Prevalent Synchronicity

Maybe it’s just an idea whose time has come, but in the past few days there’ve been 2 prevalent database systems announced for Clojure: FleetDB and Persister.

Prevalent Databases

The idea behind prevalent databases has been around for a while being, if not ‘popularised’ exactly, at least pushed by the guys behind Prevayler. Here’s how they describe them:

Prevayler is an open source object persistence library for Java. It is an implementation of the Prevalent System design pattern, in which business objects are kept live in memory and transactions are journaled for system recovery.

Fleet DB

While Mark McGranaghan’s Fleet DB doesn’t use the term prevalent database, but right now that’s basically what it is.
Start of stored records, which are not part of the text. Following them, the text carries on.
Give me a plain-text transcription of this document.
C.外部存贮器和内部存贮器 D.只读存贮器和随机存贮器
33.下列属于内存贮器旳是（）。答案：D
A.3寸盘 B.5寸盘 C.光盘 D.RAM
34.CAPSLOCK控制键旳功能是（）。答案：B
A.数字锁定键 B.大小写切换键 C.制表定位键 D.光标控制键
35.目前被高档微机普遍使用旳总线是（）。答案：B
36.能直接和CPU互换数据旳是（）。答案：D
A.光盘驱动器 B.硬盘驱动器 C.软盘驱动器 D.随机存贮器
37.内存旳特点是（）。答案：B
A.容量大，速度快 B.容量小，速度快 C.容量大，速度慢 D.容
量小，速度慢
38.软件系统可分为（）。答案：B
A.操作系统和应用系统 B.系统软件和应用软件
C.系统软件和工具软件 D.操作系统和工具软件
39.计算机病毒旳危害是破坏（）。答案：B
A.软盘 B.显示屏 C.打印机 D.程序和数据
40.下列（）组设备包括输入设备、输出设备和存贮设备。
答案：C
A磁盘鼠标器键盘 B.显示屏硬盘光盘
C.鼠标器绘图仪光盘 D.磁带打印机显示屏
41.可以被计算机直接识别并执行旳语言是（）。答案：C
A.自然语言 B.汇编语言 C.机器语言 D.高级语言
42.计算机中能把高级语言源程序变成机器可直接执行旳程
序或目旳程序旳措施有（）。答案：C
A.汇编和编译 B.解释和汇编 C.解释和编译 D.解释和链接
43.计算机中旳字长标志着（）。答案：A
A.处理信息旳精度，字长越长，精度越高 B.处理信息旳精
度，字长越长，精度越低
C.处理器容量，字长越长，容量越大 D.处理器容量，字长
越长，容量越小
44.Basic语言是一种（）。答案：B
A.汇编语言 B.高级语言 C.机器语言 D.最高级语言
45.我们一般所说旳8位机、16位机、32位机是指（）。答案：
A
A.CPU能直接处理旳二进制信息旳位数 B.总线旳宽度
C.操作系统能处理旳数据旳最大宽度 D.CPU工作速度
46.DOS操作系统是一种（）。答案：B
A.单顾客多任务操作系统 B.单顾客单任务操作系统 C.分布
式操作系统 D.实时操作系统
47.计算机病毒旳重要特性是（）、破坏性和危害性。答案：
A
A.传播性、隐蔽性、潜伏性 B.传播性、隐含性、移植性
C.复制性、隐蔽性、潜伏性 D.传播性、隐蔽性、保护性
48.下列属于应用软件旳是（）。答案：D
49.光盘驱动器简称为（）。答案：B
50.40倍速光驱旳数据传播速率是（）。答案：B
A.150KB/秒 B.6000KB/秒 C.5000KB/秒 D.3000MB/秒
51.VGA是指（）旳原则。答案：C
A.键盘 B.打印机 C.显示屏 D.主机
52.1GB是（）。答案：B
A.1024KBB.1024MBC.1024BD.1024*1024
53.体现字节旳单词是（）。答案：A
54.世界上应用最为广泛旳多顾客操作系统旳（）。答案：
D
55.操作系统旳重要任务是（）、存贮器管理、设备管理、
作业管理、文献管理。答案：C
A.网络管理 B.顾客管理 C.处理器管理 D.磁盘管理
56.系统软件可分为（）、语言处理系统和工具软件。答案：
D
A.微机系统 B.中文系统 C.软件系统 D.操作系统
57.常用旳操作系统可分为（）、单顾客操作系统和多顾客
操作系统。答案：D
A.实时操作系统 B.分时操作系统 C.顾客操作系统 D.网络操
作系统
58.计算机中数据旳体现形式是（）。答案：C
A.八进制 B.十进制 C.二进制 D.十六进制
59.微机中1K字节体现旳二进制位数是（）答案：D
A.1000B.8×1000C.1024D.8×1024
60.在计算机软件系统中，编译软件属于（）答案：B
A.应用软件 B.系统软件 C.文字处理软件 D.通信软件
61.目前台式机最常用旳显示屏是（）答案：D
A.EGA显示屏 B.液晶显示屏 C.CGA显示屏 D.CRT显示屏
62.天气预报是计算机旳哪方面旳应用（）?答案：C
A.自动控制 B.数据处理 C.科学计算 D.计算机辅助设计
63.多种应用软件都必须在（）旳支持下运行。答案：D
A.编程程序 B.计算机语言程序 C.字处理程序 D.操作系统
The core of Fleet DB is a Clojure based append-only log based database; it provides a native clojure query language (with built in query optimiser), schema-less records, indexes, and a server with a JSON based network protocol.
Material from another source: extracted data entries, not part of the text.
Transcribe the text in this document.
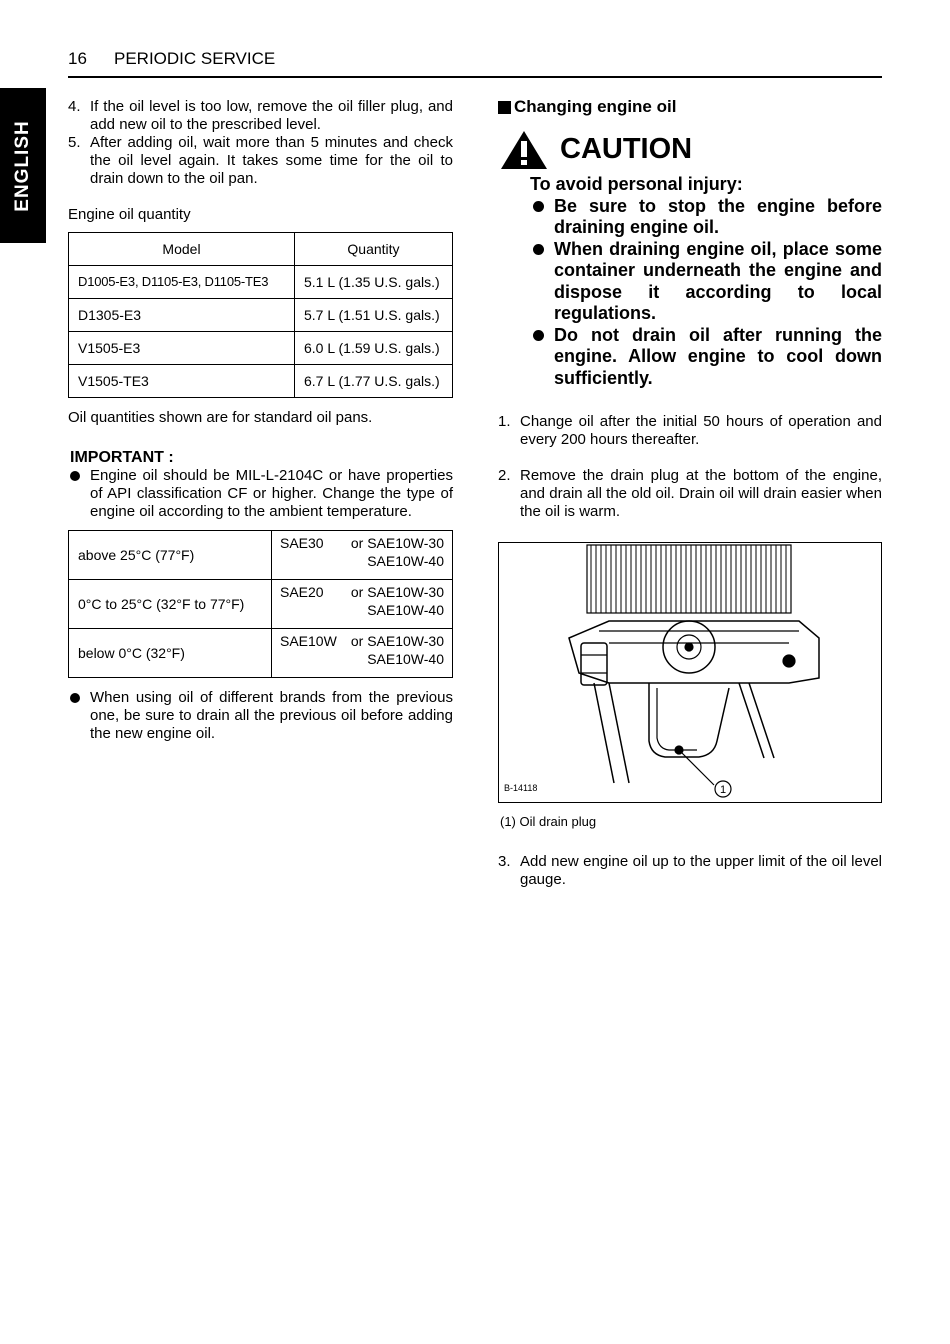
16 PERIODIC SERVICE
ENGLISH
4. If the oil level is too low, remove the oil filler plug, and add new oil to the prescribed level.
5. After adding oil, wait more than 5 minutes and check the oil level again. It takes some time for the oil to drain down to the oil pan.
Engine oil quantity
Model	Quantity
D1005-E3, D1105-E3, D1105-TE3	5.1 L (1.35 U.S. gals.)
D1305-E3	5.7 L (1.51 U.S. gals.)
V1505-E3	6.0 L (1.59 U.S. gals.)
V1505-TE3	6.7 L (1.77 U.S. gals.)
Oil quantities shown are for standard oil pans.
IMPORTANT :
Engine oil should be MIL-L-2104C or have properties of API classification CF or higher. Change the type of engine oil according to the ambient temperature.
above 25°C (77°F)	SAE30 or SAE10W-30
SAE10W-40

0°C to 25°C (32°F to 77°F)	SAE20 or SAE10W-30
SAE10W-40

below 0°C (32°F)	SAE10W or SAE10W-30
SAE10W-40
When using oil of different brands from the previous one, be sure to drain all the previous oil before adding the new engine oil.
Changing engine oil
CAUTION
To avoid personal injury:
Be sure to stop the engine before draining engine oil.
When draining engine oil, place some container underneath the engine and dispose it according to local regulations.
Do not drain oil after running the engine. Allow engine to cool down sufficiently.
1. Change oil after the initial 50 hours of operation and every 200 hours thereafter.
2. Remove the drain plug at the bottom of the engine, and drain all the old oil. Drain oil will drain easier when the oil is warm.
1
B-14118
(1) Oil drain plug
3. Add new engine oil up to the upper limit of the oil level gauge.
For a new new project Fleet DB also has a good set of documentation and it sounds like Mark has some big plans for it in the future. As an added benefit there are also clients for the network protocol in languages other than Clojure (Ruby officially, and a set of Python bindings in development).

Persister

Sergey Didenko’s Simple Persistence for Clojure project is a much less ambitious offering, but with the really cool feature of being a single (255 line, ~11KB) file that you could just drop into your project and start using - that’s pretty lightweight! From the read me file:

Simple Persistence for Clojure is a journal-based persistence library for Clojure programs. It follows “Prevalent system” design pattern.

The intended usage is assist you in making a prevalent system. Thus you work with your in-memory data and wrap every writing call into one of (apply-transaction*) macros. A nice feature is that the log files are just Clojure code: transactions are logged as a valid Clojure code, so they are easy to read and run separately.